With schools and colleges closings, the theater lost more than a dozen fully subscribed matinees, and the tour company lost the last two weeks of its bookings. “All told, we’ve watched that all-important weekly box office revenue drop from $60,000 to $49,000 to $22,000, and falling,” Artistic Director Ethan McSweeny wrote in a letter to patrons. With an eye out not only for the institution but also for the Blackfriars’ role as the sparkplug for Staunton’s economy, the company’s leadership decided to shutter completely, suspending the current Actors’ Renaissance Season of four shows and canceling the entire spring season in which the touring company was to add a world premiere, Emma Whipday’s The Defamation of Cicely Lee, to its three-play repertory. All actors have been released from their contracts, and the staff furloughed.

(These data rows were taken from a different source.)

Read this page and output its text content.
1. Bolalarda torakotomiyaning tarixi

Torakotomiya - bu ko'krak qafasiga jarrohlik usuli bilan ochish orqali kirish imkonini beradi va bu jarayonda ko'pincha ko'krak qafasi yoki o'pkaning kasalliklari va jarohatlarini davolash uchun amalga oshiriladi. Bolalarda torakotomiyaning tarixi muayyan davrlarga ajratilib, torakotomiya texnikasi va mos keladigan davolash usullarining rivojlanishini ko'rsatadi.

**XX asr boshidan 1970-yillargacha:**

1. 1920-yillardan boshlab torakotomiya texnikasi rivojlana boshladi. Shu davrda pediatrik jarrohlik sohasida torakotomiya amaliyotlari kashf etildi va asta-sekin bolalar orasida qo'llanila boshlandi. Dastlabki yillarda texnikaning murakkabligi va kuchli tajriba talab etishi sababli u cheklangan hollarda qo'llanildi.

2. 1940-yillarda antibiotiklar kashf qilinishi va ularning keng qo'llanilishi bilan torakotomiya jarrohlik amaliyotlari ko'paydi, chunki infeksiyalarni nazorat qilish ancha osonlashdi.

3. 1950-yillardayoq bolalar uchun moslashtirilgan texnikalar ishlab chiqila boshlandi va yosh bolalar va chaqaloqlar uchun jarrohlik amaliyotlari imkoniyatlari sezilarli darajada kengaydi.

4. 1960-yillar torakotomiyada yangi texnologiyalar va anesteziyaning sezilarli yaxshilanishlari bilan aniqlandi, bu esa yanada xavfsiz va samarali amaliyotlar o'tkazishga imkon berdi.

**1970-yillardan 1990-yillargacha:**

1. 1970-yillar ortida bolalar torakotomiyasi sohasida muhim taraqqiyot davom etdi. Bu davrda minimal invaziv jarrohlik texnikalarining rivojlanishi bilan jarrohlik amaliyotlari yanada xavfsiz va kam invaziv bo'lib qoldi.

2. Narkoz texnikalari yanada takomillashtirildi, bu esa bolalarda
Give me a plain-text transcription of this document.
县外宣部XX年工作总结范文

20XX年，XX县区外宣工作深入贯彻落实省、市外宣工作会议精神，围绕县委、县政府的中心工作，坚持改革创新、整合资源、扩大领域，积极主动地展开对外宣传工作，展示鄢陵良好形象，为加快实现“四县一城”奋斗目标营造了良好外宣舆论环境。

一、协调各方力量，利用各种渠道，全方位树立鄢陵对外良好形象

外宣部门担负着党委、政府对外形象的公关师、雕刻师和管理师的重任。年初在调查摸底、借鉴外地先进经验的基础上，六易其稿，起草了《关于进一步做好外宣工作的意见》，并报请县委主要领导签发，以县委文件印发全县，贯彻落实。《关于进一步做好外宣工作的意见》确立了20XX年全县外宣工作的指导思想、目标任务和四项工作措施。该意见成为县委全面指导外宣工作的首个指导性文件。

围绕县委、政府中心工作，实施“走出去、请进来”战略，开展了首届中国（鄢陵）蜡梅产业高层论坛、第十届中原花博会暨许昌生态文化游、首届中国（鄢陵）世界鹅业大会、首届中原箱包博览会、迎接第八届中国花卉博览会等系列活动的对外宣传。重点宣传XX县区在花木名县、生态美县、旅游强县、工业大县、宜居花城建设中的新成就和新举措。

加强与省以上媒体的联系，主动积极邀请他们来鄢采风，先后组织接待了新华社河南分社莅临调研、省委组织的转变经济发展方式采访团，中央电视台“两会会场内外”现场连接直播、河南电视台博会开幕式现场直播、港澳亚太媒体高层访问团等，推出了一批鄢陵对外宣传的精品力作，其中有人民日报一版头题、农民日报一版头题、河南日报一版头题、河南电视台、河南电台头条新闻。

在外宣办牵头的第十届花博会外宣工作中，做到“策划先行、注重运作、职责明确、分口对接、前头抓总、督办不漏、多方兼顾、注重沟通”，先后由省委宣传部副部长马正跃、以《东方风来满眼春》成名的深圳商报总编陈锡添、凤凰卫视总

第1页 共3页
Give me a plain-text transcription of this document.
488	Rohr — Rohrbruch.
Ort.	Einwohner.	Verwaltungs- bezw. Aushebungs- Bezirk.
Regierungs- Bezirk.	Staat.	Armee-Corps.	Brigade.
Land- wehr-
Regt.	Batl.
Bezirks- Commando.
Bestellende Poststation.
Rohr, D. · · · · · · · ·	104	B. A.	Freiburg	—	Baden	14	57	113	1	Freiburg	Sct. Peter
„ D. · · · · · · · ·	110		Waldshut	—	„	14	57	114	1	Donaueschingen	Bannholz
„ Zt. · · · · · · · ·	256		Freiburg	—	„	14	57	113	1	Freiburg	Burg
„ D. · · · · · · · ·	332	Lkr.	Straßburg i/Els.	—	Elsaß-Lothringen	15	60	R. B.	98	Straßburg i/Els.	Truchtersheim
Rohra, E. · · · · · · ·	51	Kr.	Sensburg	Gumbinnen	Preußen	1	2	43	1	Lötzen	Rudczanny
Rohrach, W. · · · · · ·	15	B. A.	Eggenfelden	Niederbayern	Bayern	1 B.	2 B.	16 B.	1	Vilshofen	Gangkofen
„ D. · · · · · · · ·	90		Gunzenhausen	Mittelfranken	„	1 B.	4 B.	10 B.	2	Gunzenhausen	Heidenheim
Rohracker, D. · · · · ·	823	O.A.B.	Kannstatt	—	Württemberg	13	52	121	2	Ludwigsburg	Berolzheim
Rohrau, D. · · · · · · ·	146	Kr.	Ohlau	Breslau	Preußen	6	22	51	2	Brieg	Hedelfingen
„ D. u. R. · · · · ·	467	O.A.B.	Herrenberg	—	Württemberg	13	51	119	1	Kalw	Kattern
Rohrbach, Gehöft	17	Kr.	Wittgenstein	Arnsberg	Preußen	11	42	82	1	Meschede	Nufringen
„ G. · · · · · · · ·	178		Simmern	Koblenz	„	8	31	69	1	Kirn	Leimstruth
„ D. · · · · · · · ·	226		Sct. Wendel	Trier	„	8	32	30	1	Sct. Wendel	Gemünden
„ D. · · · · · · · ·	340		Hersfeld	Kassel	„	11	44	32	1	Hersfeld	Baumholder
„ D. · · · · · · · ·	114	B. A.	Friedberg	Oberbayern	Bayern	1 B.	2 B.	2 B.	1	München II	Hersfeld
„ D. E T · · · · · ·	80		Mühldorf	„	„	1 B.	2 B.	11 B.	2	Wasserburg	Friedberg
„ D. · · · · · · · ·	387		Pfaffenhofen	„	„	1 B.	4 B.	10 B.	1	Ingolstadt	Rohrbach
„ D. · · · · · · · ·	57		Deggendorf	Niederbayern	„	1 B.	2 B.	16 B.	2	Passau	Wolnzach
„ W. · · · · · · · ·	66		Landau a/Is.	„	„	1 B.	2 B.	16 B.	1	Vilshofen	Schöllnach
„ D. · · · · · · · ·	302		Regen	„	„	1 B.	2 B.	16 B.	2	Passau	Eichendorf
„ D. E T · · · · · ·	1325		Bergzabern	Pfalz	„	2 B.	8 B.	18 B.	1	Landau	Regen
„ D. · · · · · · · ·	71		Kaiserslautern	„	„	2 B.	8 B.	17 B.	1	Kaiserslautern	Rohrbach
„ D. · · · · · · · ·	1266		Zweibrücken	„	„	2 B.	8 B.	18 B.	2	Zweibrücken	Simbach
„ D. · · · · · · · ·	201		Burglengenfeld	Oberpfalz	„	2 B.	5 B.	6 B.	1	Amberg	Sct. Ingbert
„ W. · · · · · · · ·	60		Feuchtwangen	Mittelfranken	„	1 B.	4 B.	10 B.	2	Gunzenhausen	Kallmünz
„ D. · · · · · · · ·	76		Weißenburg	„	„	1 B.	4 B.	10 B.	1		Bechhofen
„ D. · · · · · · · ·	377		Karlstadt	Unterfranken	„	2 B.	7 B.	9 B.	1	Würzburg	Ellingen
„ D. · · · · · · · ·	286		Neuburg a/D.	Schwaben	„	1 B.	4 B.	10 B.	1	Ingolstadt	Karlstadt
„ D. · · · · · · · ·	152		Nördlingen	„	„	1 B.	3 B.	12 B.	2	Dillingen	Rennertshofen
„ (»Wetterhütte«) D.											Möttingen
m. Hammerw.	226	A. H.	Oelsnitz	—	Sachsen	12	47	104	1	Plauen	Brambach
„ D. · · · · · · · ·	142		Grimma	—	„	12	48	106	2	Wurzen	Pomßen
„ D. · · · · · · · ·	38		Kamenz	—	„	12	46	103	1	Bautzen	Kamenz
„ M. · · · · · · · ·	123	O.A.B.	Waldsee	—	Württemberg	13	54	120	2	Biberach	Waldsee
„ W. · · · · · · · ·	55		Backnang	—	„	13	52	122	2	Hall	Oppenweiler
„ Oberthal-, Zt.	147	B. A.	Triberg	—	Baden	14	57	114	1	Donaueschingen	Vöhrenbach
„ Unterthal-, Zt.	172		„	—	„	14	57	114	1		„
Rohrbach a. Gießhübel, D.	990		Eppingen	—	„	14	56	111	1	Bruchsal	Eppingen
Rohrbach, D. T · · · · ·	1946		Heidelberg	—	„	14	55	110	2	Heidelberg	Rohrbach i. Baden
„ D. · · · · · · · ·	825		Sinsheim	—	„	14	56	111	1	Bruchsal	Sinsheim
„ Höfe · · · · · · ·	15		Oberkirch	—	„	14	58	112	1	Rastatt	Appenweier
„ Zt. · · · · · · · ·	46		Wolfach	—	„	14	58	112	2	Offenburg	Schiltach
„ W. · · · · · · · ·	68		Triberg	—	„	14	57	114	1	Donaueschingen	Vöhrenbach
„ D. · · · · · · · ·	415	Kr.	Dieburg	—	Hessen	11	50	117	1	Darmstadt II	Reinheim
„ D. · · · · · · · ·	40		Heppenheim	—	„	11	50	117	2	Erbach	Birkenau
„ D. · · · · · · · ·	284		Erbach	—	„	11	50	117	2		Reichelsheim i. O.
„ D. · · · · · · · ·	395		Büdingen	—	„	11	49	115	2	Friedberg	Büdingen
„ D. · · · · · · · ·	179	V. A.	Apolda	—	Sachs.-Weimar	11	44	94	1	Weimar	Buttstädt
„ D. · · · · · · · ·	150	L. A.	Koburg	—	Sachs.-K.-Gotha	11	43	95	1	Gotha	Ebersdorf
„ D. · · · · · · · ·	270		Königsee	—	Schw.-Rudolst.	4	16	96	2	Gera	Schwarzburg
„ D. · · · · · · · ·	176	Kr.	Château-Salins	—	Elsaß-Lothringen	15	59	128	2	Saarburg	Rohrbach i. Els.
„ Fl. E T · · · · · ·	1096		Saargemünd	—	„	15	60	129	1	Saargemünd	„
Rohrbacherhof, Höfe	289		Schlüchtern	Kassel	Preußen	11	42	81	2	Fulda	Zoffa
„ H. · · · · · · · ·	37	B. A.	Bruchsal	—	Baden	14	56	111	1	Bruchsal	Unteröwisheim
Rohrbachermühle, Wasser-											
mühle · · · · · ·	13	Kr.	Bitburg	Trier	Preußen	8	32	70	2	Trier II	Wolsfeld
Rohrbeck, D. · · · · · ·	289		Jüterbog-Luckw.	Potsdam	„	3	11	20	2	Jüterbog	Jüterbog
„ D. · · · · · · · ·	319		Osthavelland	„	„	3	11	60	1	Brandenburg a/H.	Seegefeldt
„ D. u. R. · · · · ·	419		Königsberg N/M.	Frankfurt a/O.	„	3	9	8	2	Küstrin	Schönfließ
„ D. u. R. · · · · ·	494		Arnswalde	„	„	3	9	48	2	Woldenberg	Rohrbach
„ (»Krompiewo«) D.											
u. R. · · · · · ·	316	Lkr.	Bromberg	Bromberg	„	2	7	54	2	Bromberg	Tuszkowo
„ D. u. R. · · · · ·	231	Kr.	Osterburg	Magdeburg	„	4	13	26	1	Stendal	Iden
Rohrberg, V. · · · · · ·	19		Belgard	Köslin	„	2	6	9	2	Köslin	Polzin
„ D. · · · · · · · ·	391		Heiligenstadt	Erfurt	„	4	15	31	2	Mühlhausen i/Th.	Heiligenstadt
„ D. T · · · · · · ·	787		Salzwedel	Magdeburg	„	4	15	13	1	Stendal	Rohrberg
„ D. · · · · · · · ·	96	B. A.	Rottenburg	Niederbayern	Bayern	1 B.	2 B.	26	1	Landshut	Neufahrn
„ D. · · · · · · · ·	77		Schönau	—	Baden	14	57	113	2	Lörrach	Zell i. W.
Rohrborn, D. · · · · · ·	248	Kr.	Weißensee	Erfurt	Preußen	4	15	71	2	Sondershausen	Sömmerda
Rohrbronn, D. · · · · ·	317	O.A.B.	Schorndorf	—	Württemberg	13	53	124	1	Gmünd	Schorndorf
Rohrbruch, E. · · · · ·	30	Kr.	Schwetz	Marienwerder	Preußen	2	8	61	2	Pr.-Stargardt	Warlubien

“We’ve looked at the problem from every angle, and this is the only path to save our organization and position us to return and help rebuild and rejuvenate our local economy with the Marquee Summer season that we hope will begin performances in June,” McSweeny wrote. His using the word hope is a nell being rung throughout the industry, and in his letter the artistic director says the company needs to raise $350,000 to survive into June. “This figure will allow us to employ a part-time, skeletal staff for essential operations, make payments on the mortgage for the Blackfriars Playhouse, continue to cover health insurance for all furloughed staff and artists, and keep our actors safely housed until we begin again.”

Similar pleas are being issued by artistic directors around the country, including the Shakespeare Theatre Company in Washington, D.C., which has established the Phoenix Fund. “Inspired by the mythical bird that is born from the ashes of adversity, this campaign will ensure the future of STC,” Artistic Director Simon Godwin wrote in his letter to patrons. In Seattle, Washington, Green Stage Shakespeare in the Park sent a “Beware the Ides of March” email informing its patrons that it plans to carry out its summer season as planned and included its typical “Donate Here” button. It supplemented this appeal with direct links to the donation pages of “sister theater companies in our community,” including Seattle Shakespeare Company and Seattle Public Theater. “Many of our beloved institutions are in financial crisis because they have had to cancel their performances and programs due to the outbreak of COVID-19,” the Green Stage email said. “Let's rally around each other and lift each other up in these strange, uncertain times.”

Meanwhile, more theater companies are joining the ranks of the closed.

Yesterday, Major League Baseball announced it was pushing the 2020 season Opening Day further back from the original two-week postponement to mid-May, following the Center for Disease Control’s guidance to suspend gatherings of more than 50 people for at least another eight weeks. For us baseball fans, that news was a disappointment and inconvenience.

For many theaters, such a postponement threatens their very survival.